Indonesia-U.S. Trade Talks: A Pathway to Economic Growth
The United States has conditionally agreed to exempt Indonesian exports such as cocoa, palm oil, and rubber from a 19% tariff imposed earlier by President Trump. Both nations are exploring investment opportunities, including collaboration in fuel storage, aiming to stimulate economic growth in Indonesia.

In a significant trade development, the United States has agreed in principle to exempt Indonesian exports of cocoa, palm oil, and rubber from the 19% tariff imposed earlier by President Donald Trump. The exemption, yet to be finalized, is part of ongoing negotiations, reports Indonesia's top trade negotiator, Airlangga Hartarto.

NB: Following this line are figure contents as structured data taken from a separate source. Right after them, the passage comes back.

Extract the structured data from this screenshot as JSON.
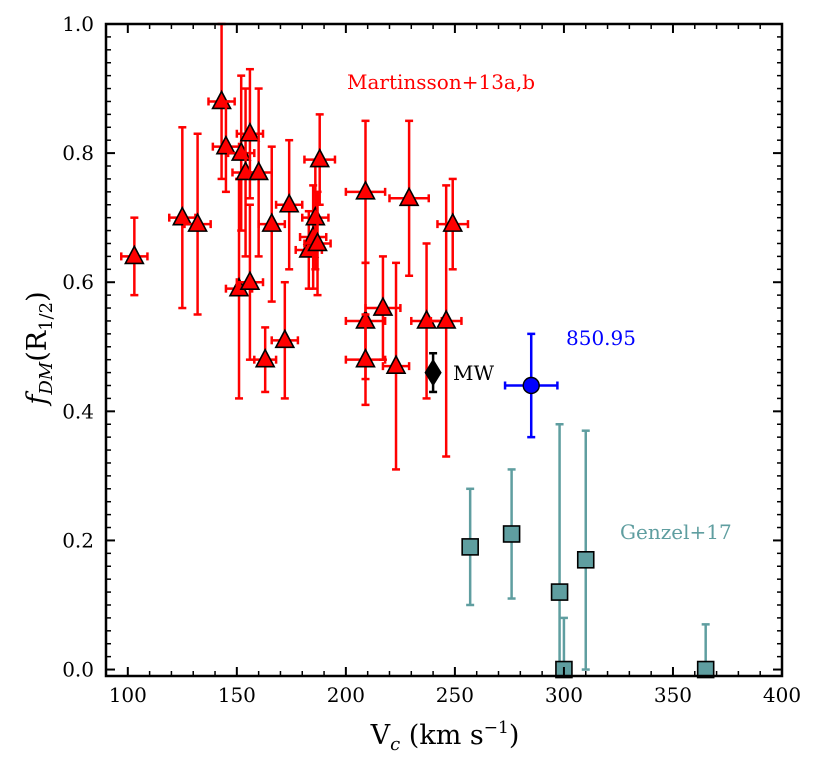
{
  "chart_data": {
    "type": "scatter",
    "title": "",
    "xlabel": {
      "base": "V",
      "sub": "c",
      "rest": " (km s",
      "sup": "−1",
      "end": ")"
    },
    "ylabel": {
      "base": "f",
      "sub": "DM",
      "rest": "(R",
      "sub2": "1/2",
      "end": ")"
    },
    "xlim": [
      90,
      400
    ],
    "ylim": [
      -0.01,
      1.0
    ],
    "xticks": [
      100,
      150,
      200,
      250,
      300,
      350,
      400
    ],
    "xticklabels": [
      "100",
      "150",
      "200",
      "250",
      "300",
      "350",
      "400"
    ],
    "yticks": [
      0.0,
      0.2,
      0.4,
      0.6,
      0.8,
      1.0
    ],
    "yticklabels": [
      "0.0",
      "0.2",
      "0.4",
      "0.6",
      "0.8",
      "1.0"
    ],
    "grid": false,
    "series": [
      {
        "name": "Martinsson+13a,b",
        "marker": "triangle",
        "color": "#ff0000",
        "edgecolor": "#000000",
        "points": [
          {
            "x": 103,
            "y": 0.64,
            "xerr": 6,
            "yerr": [
              0.06,
              0.06
            ]
          },
          {
            "x": 125,
            "y": 0.7,
            "xerr": 6,
            "yerr": [
              0.14,
              0.14
            ]
          },
          {
            "x": 132,
            "y": 0.69,
            "xerr": 6,
            "yerr": [
              0.14,
              0.14
            ]
          },
          {
            "x": 143,
            "y": 0.88,
            "xerr": 6,
            "yerr": [
              0.12,
              0.12
            ]
          },
          {
            "x": 145,
            "y": 0.81,
            "xerr": 6,
            "yerr": [
              0.07,
              0.07
            ]
          },
          {
            "x": 151,
            "y": 0.59,
            "xerr": 6,
            "yerr": [
              0.17,
              0.17
            ]
          },
          {
            "x": 152,
            "y": 0.8,
            "xerr": 6,
            "yerr": [
              0.12,
              0.12
            ]
          },
          {
            "x": 154,
            "y": 0.77,
            "xerr": 6,
            "yerr": [
              0.13,
              0.13
            ]
          },
          {
            "x": 156,
            "y": 0.83,
            "xerr": 6,
            "yerr": [
              0.1,
              0.1
            ]
          },
          {
            "x": 156,
            "y": 0.6,
            "xerr": 6,
            "yerr": [
              0.12,
              0.12
            ]
          },
          {
            "x": 160,
            "y": 0.77,
            "xerr": 6,
            "yerr": [
              0.13,
              0.13
            ]
          },
          {
            "x": 163,
            "y": 0.48,
            "xerr": 5,
            "yerr": [
              0.05,
              0.05
            ]
          },
          {
            "x": 166,
            "y": 0.69,
            "xerr": 6,
            "yerr": [
              0.12,
              0.12
            ]
          },
          {
            "x": 172,
            "y": 0.51,
            "xerr": 6,
            "yerr": [
              0.09,
              0.09
            ]
          },
          {
            "x": 174,
            "y": 0.72,
            "xerr": 6,
            "yerr": [
              0.1,
              0.1
            ]
          },
          {
            "x": 183,
            "y": 0.65,
            "xerr": 6,
            "yerr": [
              0.06,
              0.06
            ]
          },
          {
            "x": 185,
            "y": 0.67,
            "xerr": 6,
            "yerr": [
              0.08,
              0.08
            ]
          },
          {
            "x": 186,
            "y": 0.7,
            "xerr": 6,
            "yerr": [
              0.08,
              0.08
            ]
          },
          {
            "x": 187,
            "y": 0.66,
            "xerr": 6,
            "yerr": [
              0.08,
              0.08
            ]
          },
          {
            "x": 188,
            "y": 0.79,
            "xerr": 7,
            "yerr": [
              0.07,
              0.07
            ]
          },
          {
            "x": 209,
            "y": 0.74,
            "xerr": 9,
            "yerr": [
              0.11,
              0.11
            ]
          },
          {
            "x": 209,
            "y": 0.54,
            "xerr": 9,
            "yerr": [
              0.09,
              0.09
            ]
          },
          {
            "x": 209,
            "y": 0.48,
            "xerr": 9,
            "yerr": [
              0.07,
              0.07
            ]
          },
          {
            "x": 217,
            "y": 0.56,
            "xerr": 8,
            "yerr": [
              0.08,
              0.08
            ]
          },
          {
            "x": 223,
            "y": 0.47,
            "xerr": 6,
            "yerr": [
              0.16,
              0.16
            ]
          },
          {
            "x": 229,
            "y": 0.73,
            "xerr": 9,
            "yerr": [
              0.12,
              0.12
            ]
          },
          {
            "x": 237,
            "y": 0.54,
            "xerr": 7,
            "yerr": [
              0.12,
              0.12
            ]
          },
          {
            "x": 246,
            "y": 0.54,
            "xerr": 7,
            "yerr": [
              0.21,
              0.21
            ]
          },
          {
            "x": 249,
            "y": 0.69,
            "xerr": 7,
            "yerr": [
              0.07,
              0.07
            ]
          }
        ]
      },
      {
        "name": "",
        "marker": "diamond",
        "color": "#000000",
        "label": "MW",
        "points": [
          {
            "x": 240,
            "y": 0.46,
            "xerr": 0,
            "yerr": [
              0.03,
              0.03
            ]
          }
        ]
      },
      {
        "name": "",
        "marker": "circle",
        "color": "#0000ff",
        "label": "850.95",
        "points": [
          {
            "x": 285,
            "y": 0.44,
            "xerr": 12,
            "yerr": [
              0.08,
              0.08
            ]
          }
        ]
      },
      {
        "name": "Genzel+17",
        "marker": "square",
        "color": "#5f9ea0",
        "edgecolor": "#000000",
        "points": [
          {
            "x": 257,
            "y": 0.19,
            "xerr": 0,
            "yerr": [
              0.09,
              0.09
            ]
          },
          {
            "x": 276,
            "y": 0.21,
            "xerr": 0,
            "yerr": [
              0.1,
              0.1
            ]
          },
          {
            "x": 298,
            "y": 0.12,
            "xerr": 0,
            "yerr": [
              0.12,
              0.26
            ]
          },
          {
            "x": 300,
            "y": 0.0,
            "xerr": 0,
            "yerr": [
              0.0,
              0.08
            ]
          },
          {
            "x": 310,
            "y": 0.17,
            "xerr": 0,
            "yerr": [
              0.17,
              0.2
            ]
          },
          {
            "x": 365,
            "y": 0.0,
            "xerr": 0,
            "yerr": [
              0.0,
              0.07
            ]
          }
        ]
      }
    ],
    "annotations": [
      {
        "text": "Martinsson+13a,b",
        "color": "#ff0000"
      },
      {
        "text": "MW",
        "color": "#000000"
      },
      {
        "text": "850.95",
        "color": "#0000ff"
      },
      {
        "text": "Genzel+17",
        "color": "#5f9ea0"
      }
    ]
  }
}
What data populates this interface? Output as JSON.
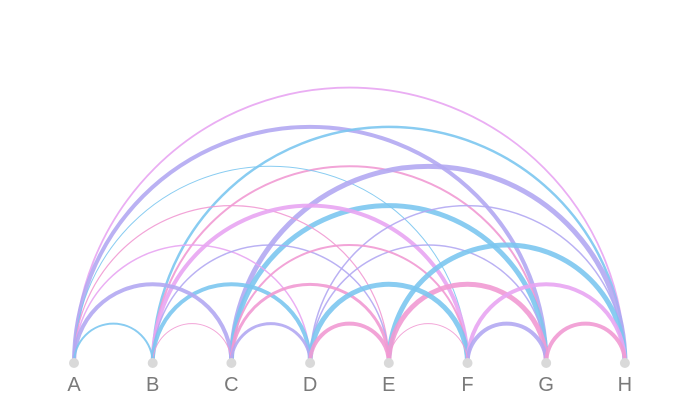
{
  "diagram": {
    "type": "arc-diagram",
    "nodes": [
      "A",
      "B",
      "C",
      "D",
      "E",
      "F",
      "G",
      "H"
    ],
    "colors": {
      "node": "#d9d9d9",
      "label": "#7a7a7a",
      "blue": "#7cc7f0",
      "purple": "#b3a8f2",
      "pink": "#f19ad3",
      "violet": "#e8a5f2"
    },
    "links": [
      {
        "source": "A",
        "target": "B",
        "color": "blue",
        "weight": 2
      },
      {
        "source": "A",
        "target": "C",
        "color": "purple",
        "weight": 4
      },
      {
        "source": "A",
        "target": "D",
        "color": "violet",
        "weight": 1.5
      },
      {
        "source": "A",
        "target": "E",
        "color": "pink",
        "weight": 1.2
      },
      {
        "source": "A",
        "target": "F",
        "color": "blue",
        "weight": 1
      },
      {
        "source": "A",
        "target": "G",
        "color": "purple",
        "weight": 4
      },
      {
        "source": "A",
        "target": "H",
        "color": "violet",
        "weight": 1.8
      },
      {
        "source": "B",
        "target": "C",
        "color": "pink",
        "weight": 1
      },
      {
        "source": "B",
        "target": "D",
        "color": "blue",
        "weight": 4
      },
      {
        "source": "B",
        "target": "E",
        "color": "purple",
        "weight": 1.5
      },
      {
        "source": "B",
        "target": "F",
        "color": "violet",
        "weight": 4
      },
      {
        "source": "B",
        "target": "G",
        "color": "pink",
        "weight": 2
      },
      {
        "source": "B",
        "target": "H",
        "color": "blue",
        "weight": 2.5
      },
      {
        "source": "C",
        "target": "D",
        "color": "purple",
        "weight": 3
      },
      {
        "source": "C",
        "target": "E",
        "color": "pink",
        "weight": 3
      },
      {
        "source": "C",
        "target": "F",
        "color": "pink",
        "weight": 2
      },
      {
        "source": "C",
        "target": "G",
        "color": "blue",
        "weight": 5
      },
      {
        "source": "C",
        "target": "H",
        "color": "purple",
        "weight": 5
      },
      {
        "source": "D",
        "target": "E",
        "color": "pink",
        "weight": 4
      },
      {
        "source": "D",
        "target": "F",
        "color": "blue",
        "weight": 5
      },
      {
        "source": "D",
        "target": "G",
        "color": "purple",
        "weight": 1.5
      },
      {
        "source": "D",
        "target": "H",
        "color": "purple",
        "weight": 1.5
      },
      {
        "source": "E",
        "target": "F",
        "color": "pink",
        "weight": 1
      },
      {
        "source": "E",
        "target": "G",
        "color": "pink",
        "weight": 5
      },
      {
        "source": "E",
        "target": "H",
        "color": "blue",
        "weight": 5
      },
      {
        "source": "F",
        "target": "G",
        "color": "purple",
        "weight": 4
      },
      {
        "source": "F",
        "target": "H",
        "color": "violet",
        "weight": 4
      },
      {
        "source": "G",
        "target": "H",
        "color": "pink",
        "weight": 4
      }
    ]
  }
}
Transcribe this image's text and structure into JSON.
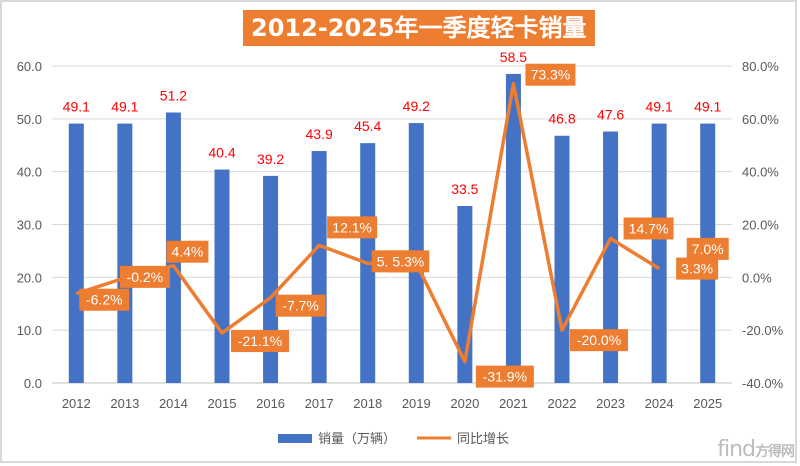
{
  "title": "2012-2025年一季度轻卡销量",
  "watermark": {
    "brand": "find",
    "suffix": "方得网"
  },
  "colors": {
    "bar": "#4472C4",
    "line": "#ED7D31",
    "bar_label": "#FF0000",
    "grid": "#D9D9D9"
  },
  "chart_data": {
    "type": "bar",
    "title": "2012-2025年一季度轻卡销量",
    "categories": [
      "2012",
      "2013",
      "2014",
      "2015",
      "2016",
      "2017",
      "2018",
      "2019",
      "2020",
      "2021",
      "2022",
      "2023",
      "2024",
      "2025"
    ],
    "series": [
      {
        "name": "销量（万辆）",
        "type": "bar",
        "axis": "left",
        "values": [
          49.1,
          49.1,
          51.2,
          40.4,
          39.2,
          43.9,
          45.4,
          49.2,
          33.5,
          58.5,
          46.8,
          47.6,
          49.1,
          49.1
        ],
        "labels": [
          "49.1",
          "49.1",
          "51.2",
          "40.4",
          "39.2",
          "43.9",
          "45.4",
          "49.2",
          "33.5",
          "58.5",
          "46.8",
          "47.6",
          "49.1",
          "49.1"
        ]
      },
      {
        "name": "同比增长",
        "type": "line",
        "axis": "right",
        "values": [
          -6.2,
          -0.2,
          4.4,
          -21.1,
          -7.7,
          12.1,
          5.3,
          5.3,
          -31.9,
          73.3,
          -20.0,
          14.7,
          3.3,
          7.0
        ],
        "labels": [
          "-6.2%",
          "-0.2%",
          "4.4%",
          "-21.1%",
          "-7.7%",
          "12.1%",
          "5.3%",
          "5.3%",
          "-31.9%",
          "73.3%",
          "-20.0%",
          "14.7%",
          "3.3%",
          "7.0%"
        ]
      }
    ],
    "y_left": {
      "ylim": [
        0,
        60
      ],
      "ticks": [
        "0.0",
        "10.0",
        "20.0",
        "30.0",
        "40.0",
        "50.0",
        "60.0"
      ]
    },
    "y_right": {
      "ylim": [
        -40,
        80
      ],
      "ticks": [
        "-40.0%",
        "-20.0%",
        "0.0%",
        "20.0%",
        "40.0%",
        "60.0%",
        "80.0%"
      ]
    },
    "grid": true,
    "legend_position": "bottom",
    "legend": [
      "销量（万辆）",
      "同比增长"
    ]
  }
}
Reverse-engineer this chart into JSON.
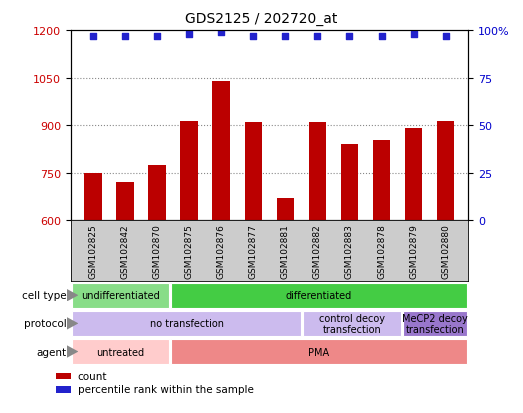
{
  "title": "GDS2125 / 202720_at",
  "samples": [
    "GSM102825",
    "GSM102842",
    "GSM102870",
    "GSM102875",
    "GSM102876",
    "GSM102877",
    "GSM102881",
    "GSM102882",
    "GSM102883",
    "GSM102878",
    "GSM102879",
    "GSM102880"
  ],
  "counts": [
    750,
    720,
    775,
    915,
    1040,
    910,
    670,
    910,
    840,
    855,
    890,
    915
  ],
  "percentile_ranks": [
    97,
    97,
    97,
    98,
    99,
    97,
    97,
    97,
    97,
    97,
    98,
    97
  ],
  "ylim_left": [
    600,
    1200
  ],
  "ylim_right": [
    0,
    100
  ],
  "yticks_left": [
    600,
    750,
    900,
    1050,
    1200
  ],
  "yticks_right": [
    0,
    25,
    50,
    75,
    100
  ],
  "ytick_right_labels": [
    "0",
    "25",
    "50",
    "75",
    "100%"
  ],
  "bar_color": "#bb0000",
  "dot_color": "#2222cc",
  "chart_bg": "#ffffff",
  "xtick_bg": "#cccccc",
  "annotation_rows": [
    {
      "label": "cell type",
      "segments": [
        {
          "text": "undifferentiated",
          "start": 0,
          "end": 3,
          "color": "#88dd88"
        },
        {
          "text": "differentiated",
          "start": 3,
          "end": 12,
          "color": "#44cc44"
        }
      ]
    },
    {
      "label": "protocol",
      "segments": [
        {
          "text": "no transfection",
          "start": 0,
          "end": 7,
          "color": "#ccbbee"
        },
        {
          "text": "control decoy\ntransfection",
          "start": 7,
          "end": 10,
          "color": "#ccbbee"
        },
        {
          "text": "MeCP2 decoy\ntransfection",
          "start": 10,
          "end": 12,
          "color": "#9977cc"
        }
      ]
    },
    {
      "label": "agent",
      "segments": [
        {
          "text": "untreated",
          "start": 0,
          "end": 3,
          "color": "#ffcccc"
        },
        {
          "text": "PMA",
          "start": 3,
          "end": 12,
          "color": "#ee8888"
        }
      ]
    }
  ],
  "legend_items": [
    {
      "color": "#bb0000",
      "label": "count"
    },
    {
      "color": "#2222cc",
      "label": "percentile rank within the sample"
    }
  ],
  "grid_color": "#888888",
  "left_tick_color": "#cc0000",
  "right_tick_color": "#0000cc"
}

The discussions extend beyond tariffs to potential U.S. investments in fuel storage, highlighting a partnership with Indonesia's sovereign wealth fund Danantara and the state energy firm Pertamina. Indonesia seeks to leverage this opportunity to boost industrial facilities and attract foreign investors, following success in Chinese investment in nickel projects.
Additionally, Indonesia is targeting growth in silica sand processing, with a focus on solar panels and semiconductor wafers. Economic certainty from these talks could drive Indonesia's growth target to 5.4% by 2026, as the nation seeks to bolster its position in the global market.